The FDA derives just under half of its yearly funding from pharma user fees, which help support its operations and fund employee salaries. An analysis from AgencyIQ suggests that the agency is dangerously close to losing it all.
After being gutted this week, the FDA is now in a precarious position, at risk of losing one of its biggest funding streams: user fees, according to an analysis by policy expert Alexander Gaffney.
In an FDA Today article shared with BioSpace by Leerink Partners, Gaffney wrote (emphasis his), “I want to emphasize: We’re not talking about the user fee programs struggling to adapt to lost staff. We are talking about a catastrophic collapse.” FDA Today is a publication from AgencyIQ by Politico.
The FDA has several user fee programs, the most common of which is the Prescription Drug User Fee program, which applies to new drugs and biologics. The FDA also has separate user fee programs for medical devices, generic drugs, biosimilars and other pharma products.
These programs allow the FDA to collect fees from pharma companies filing product applications for review. All told, user fees comprise a huge chunk of the FDA’s total budget. In 2024, user fees totaled $3.328 billion, just under half of the agency’s total $6.872 billion balance.
The FDA uses this money to support its operations, primarily subsidizing employee salaries. The user fee program, importantly, does not ensure a favorable review for participating pharma companies. Instead, these participants are able to negotiate with the FDA on certain deliverables and performance metrics to which they can hold the agency accountable. These can include response times, a certain number of meetings and the like.

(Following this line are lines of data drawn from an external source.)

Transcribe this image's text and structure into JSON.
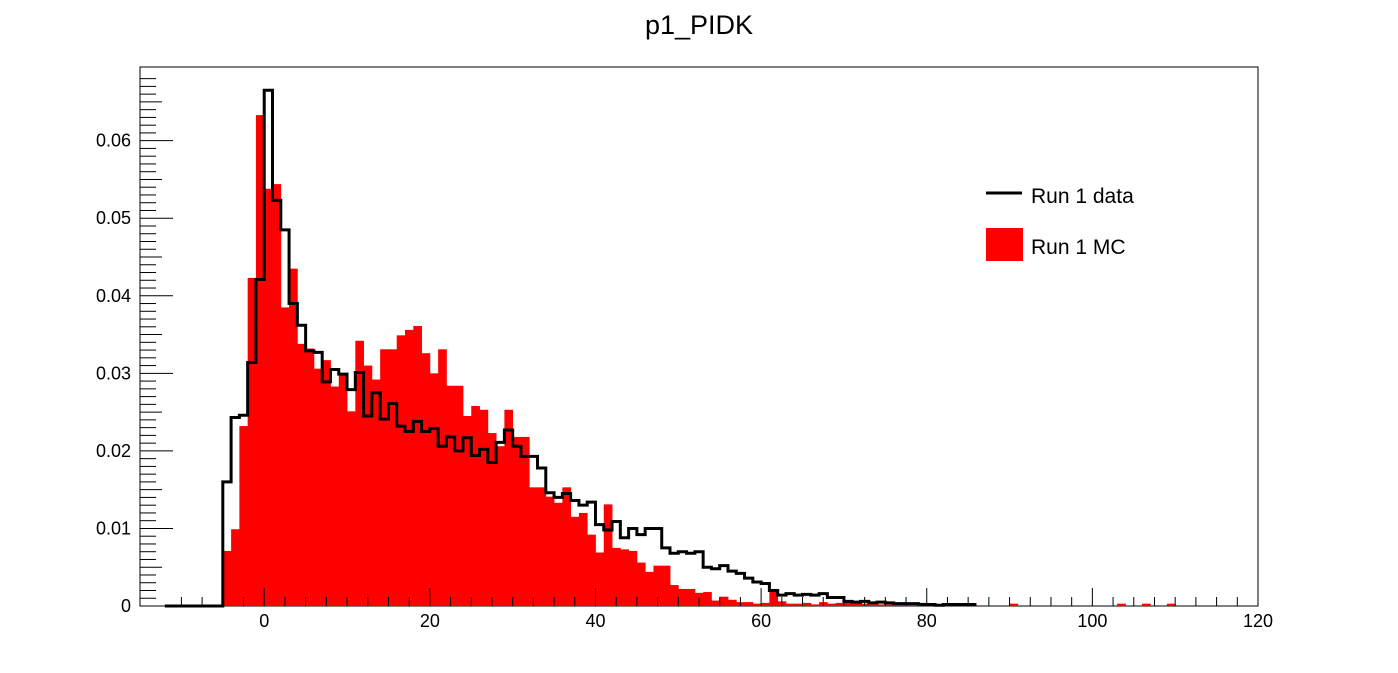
{
  "chart_data": {
    "type": "histogram",
    "title": "p1_PIDK",
    "xlabel": "",
    "ylabel": "",
    "xlim": [
      -15,
      120
    ],
    "ylim": [
      0,
      0.0695
    ],
    "bin_start": -12,
    "bin_width": 1,
    "x_ticks": [
      0,
      20,
      40,
      60,
      80,
      100,
      120
    ],
    "y_ticks": [
      0,
      0.01,
      0.02,
      0.03,
      0.04,
      0.05,
      0.06
    ],
    "y_tick_labels": [
      "0",
      "0.01",
      "0.02",
      "0.03",
      "0.04",
      "0.05",
      "0.06"
    ],
    "legend_position": "top-right",
    "series": [
      {
        "name": "Run 1 data",
        "style": "step",
        "color": "#000000",
        "values": [
          0,
          0,
          0,
          0,
          0,
          0,
          0,
          0.016,
          0.0243,
          0.0246,
          0.0314,
          0.0421,
          0.0665,
          0.0523,
          0.0485,
          0.039,
          0.0362,
          0.0329,
          0.0327,
          0.0289,
          0.0305,
          0.0299,
          0.0279,
          0.0301,
          0.0245,
          0.0275,
          0.0241,
          0.0261,
          0.0232,
          0.0225,
          0.0238,
          0.0225,
          0.0229,
          0.0206,
          0.0218,
          0.02,
          0.0217,
          0.0194,
          0.0202,
          0.0185,
          0.0211,
          0.0227,
          0.0206,
          0.0193,
          0.0193,
          0.0178,
          0.0146,
          0.014,
          0.0145,
          0.0136,
          0.013,
          0.0134,
          0.0105,
          0.0098,
          0.0109,
          0.0088,
          0.01,
          0.0092,
          0.01,
          0.01,
          0.0075,
          0.0068,
          0.007,
          0.0068,
          0.007,
          0.005,
          0.0048,
          0.0052,
          0.0045,
          0.0042,
          0.0036,
          0.0031,
          0.0029,
          0.002,
          0.0014,
          0.0016,
          0.0014,
          0.0015,
          0.0014,
          0.0016,
          0.0011,
          0.0011,
          0.0006,
          0.0005,
          0.0006,
          0.0004,
          0.0005,
          0.0004,
          0.0003,
          0.0003,
          0.0003,
          0.0002,
          0.0002,
          0.0001,
          0.0002,
          0.0002,
          0.0002,
          0.0002
        ]
      },
      {
        "name": "Run 1 MC",
        "style": "filled",
        "color": "#ff0000",
        "values": [
          0,
          0,
          0,
          0,
          0,
          0,
          0,
          0.0071,
          0.0099,
          0.0232,
          0.0423,
          0.0633,
          0.0538,
          0.0544,
          0.0385,
          0.0435,
          0.0338,
          0.0332,
          0.0306,
          0.0317,
          0.0283,
          0.03,
          0.0251,
          0.0342,
          0.031,
          0.0292,
          0.0331,
          0.0331,
          0.0349,
          0.0356,
          0.0361,
          0.0326,
          0.03,
          0.0331,
          0.0284,
          0.0284,
          0.0245,
          0.0258,
          0.0253,
          0.0223,
          0.0206,
          0.0253,
          0.0218,
          0.0218,
          0.0153,
          0.0153,
          0.0141,
          0.0133,
          0.0153,
          0.0115,
          0.012,
          0.0092,
          0.0069,
          0.0131,
          0.0075,
          0.0073,
          0.0071,
          0.0056,
          0.0044,
          0.0052,
          0.0052,
          0.0027,
          0.0022,
          0.0022,
          0.0017,
          0.0018,
          0.0007,
          0.0012,
          0.0008,
          0.0005,
          0.0005,
          0.0003,
          0.0004,
          0.002,
          0.0006,
          0.0003,
          0.0003,
          0.0004,
          0.0002,
          0.0005,
          0.0003,
          0.0004,
          0.0005,
          0.0005,
          0.0003,
          0.0002,
          0.0002,
          0.0002,
          0.0004,
          0.0004,
          0.0004,
          0.0004,
          0.0003,
          0.0001,
          0.0001,
          0.0001,
          0.0001,
          0.0001,
          0,
          0,
          0,
          0,
          0.0003,
          0,
          0,
          0,
          0,
          0,
          0,
          0,
          0,
          0,
          0,
          0,
          0,
          0.0003,
          0,
          0,
          0.0003,
          0,
          0,
          0.0003
        ]
      }
    ]
  }
}
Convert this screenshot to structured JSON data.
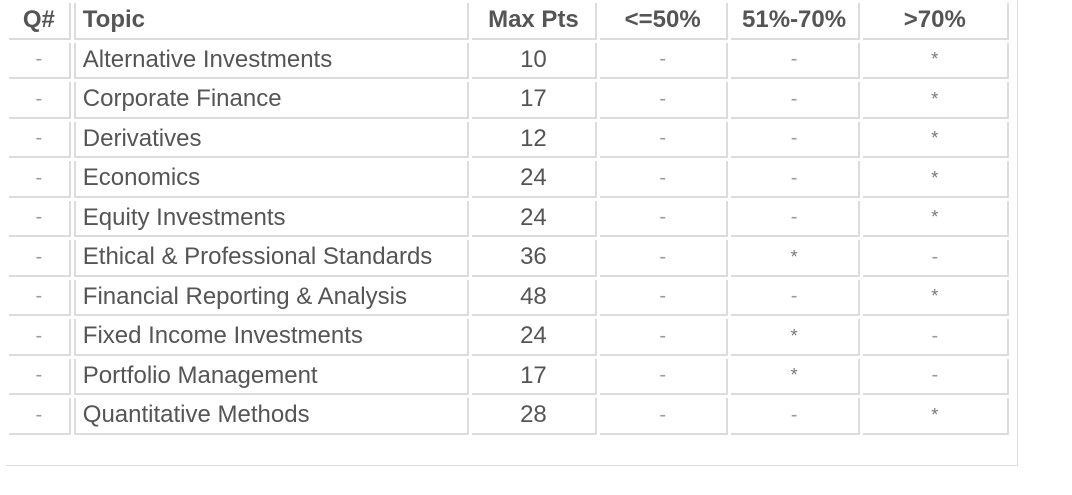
{
  "table": {
    "headers": {
      "q": "Q#",
      "topic": "Topic",
      "max_pts": "Max Pts",
      "low": "<=50%",
      "mid": "51%-70%",
      "high": ">70%"
    },
    "rows": [
      {
        "q": "-",
        "topic": "Alternative Investments",
        "max": "10",
        "low": "-",
        "mid": "-",
        "high": "*"
      },
      {
        "q": "-",
        "topic": "Corporate Finance",
        "max": "17",
        "low": "-",
        "mid": "-",
        "high": "*"
      },
      {
        "q": "-",
        "topic": "Derivatives",
        "max": "12",
        "low": "-",
        "mid": "-",
        "high": "*"
      },
      {
        "q": "-",
        "topic": "Economics",
        "max": "24",
        "low": "-",
        "mid": "-",
        "high": "*"
      },
      {
        "q": "-",
        "topic": "Equity Investments",
        "max": "24",
        "low": "-",
        "mid": "-",
        "high": "*"
      },
      {
        "q": "-",
        "topic": "Ethical & Professional Standards",
        "max": "36",
        "low": "-",
        "mid": "*",
        "high": "-"
      },
      {
        "q": "-",
        "topic": "Financial Reporting & Analysis",
        "max": "48",
        "low": "-",
        "mid": "-",
        "high": "*"
      },
      {
        "q": "-",
        "topic": "Fixed Income Investments",
        "max": "24",
        "low": "-",
        "mid": "*",
        "high": "-"
      },
      {
        "q": "-",
        "topic": "Portfolio Management",
        "max": "17",
        "low": "-",
        "mid": "*",
        "high": "-"
      },
      {
        "q": "-",
        "topic": "Quantitative Methods",
        "max": "28",
        "low": "-",
        "mid": "-",
        "high": "*"
      }
    ]
  }
}
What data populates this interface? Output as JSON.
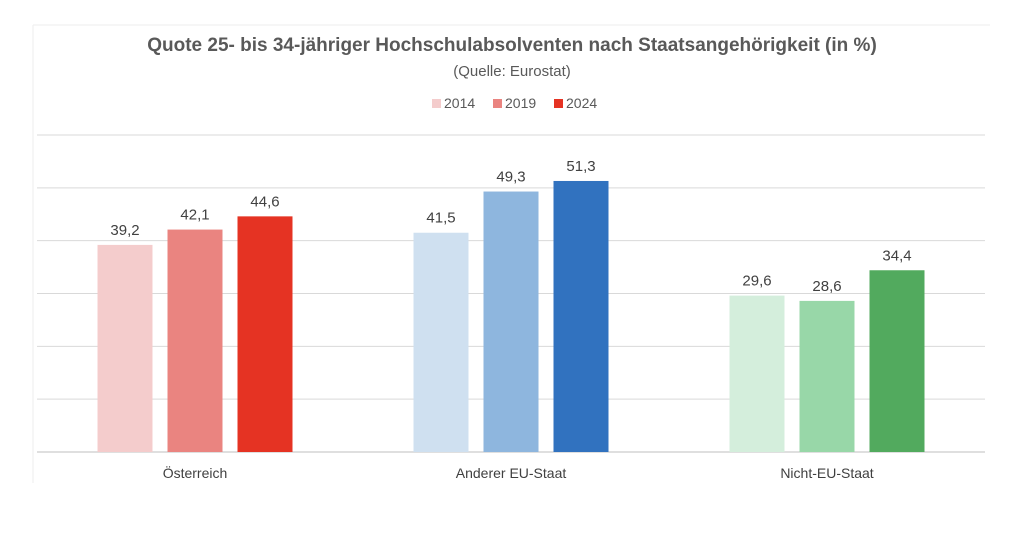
{
  "chart_data": {
    "type": "bar",
    "title": "Quote 25- bis 34-jähriger Hochschulabsolventen nach Staatsangehörigkeit (in %)",
    "subtitle": "(Quelle: Eurostat)",
    "categories": [
      "Österreich",
      "Anderer EU-Staat",
      "Nicht-EU-Staat"
    ],
    "series": [
      {
        "name": "2014",
        "values": [
          39.2,
          41.5,
          29.6
        ]
      },
      {
        "name": "2019",
        "values": [
          42.1,
          49.3,
          28.6
        ]
      },
      {
        "name": "2024",
        "values": [
          44.6,
          51.3,
          34.4
        ]
      }
    ],
    "bar_colors": [
      [
        "#f4cccc",
        "#ea8480",
        "#e53323"
      ],
      [
        "#cfe0f0",
        "#8eb6de",
        "#3172bf"
      ],
      [
        "#d4eedc",
        "#98d7a8",
        "#52aa5e"
      ]
    ],
    "legend_colors": [
      "#f4cccc",
      "#ea8480",
      "#e53323"
    ],
    "legend_position": "top",
    "ylim": [
      0,
      60
    ],
    "grid": true,
    "xlabel": "",
    "ylabel": ""
  }
}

Under normal circumstances, the user fee program is reauthorized every five years, with the next cycle set to start in late 2027. However, because the negotiation process between agency and industry is complicated and elaborate, the program renewal process starts long before the next run is set to begin. According to Gaffney’s full analysis for AgencyIQ, the first step of the process for the next round of user fees is set to start in September 2025.
The problem, according to Gaffney, is that mass layoffs have left the FDA crippled, with not enough employees on staff to keep the user fee program going.
Citing interviews with regulatory policy staffers who were recently employed at the FDA, Gaffney pointed to what is called the “trigger mechanism” of the user fee program, which is meant to “ensure that the FDA and appropriators do not fall below historical funding levels and are not tempted to use industry user fees to replace appropriated funding.” If funding does fall below certain thresholds, the FDA will no longer be allowed to collect user fees and will instead be required to refund existing fees.
“The agency is dangerously close to triggering those conditions after the layoffs,” Gaffney wrote. Many staffers who were familiar with the financial workings of the user fee programs have been let go, and each additional employee who exits and isn’t replaced “leaves the agency in a more precarious position.”
Worse still, apparently “hardly anyone” knows that this trigger mechanism exists, Gaffney warned, or how close the regulator is to hitting it.
If the FDA hits this trigger threshold, Gaffney continued, “it would lose billions in funding and be forced to furlough thousands of additional staff.”
According to a note from Leerink analysts to investors Friday morning, “Congress could introduce a statutory delay if user fee programs’ appropriated funding falls below the trigger, which could provide the FDA some time to comply. But in the wake of significant DOGE cuts, the agency may struggle to hire staff. And since RFK Jr. has been critical of industry ties to FDA, he may make it more challenging for industry to engage with FDA and renegotiate user fee programs.”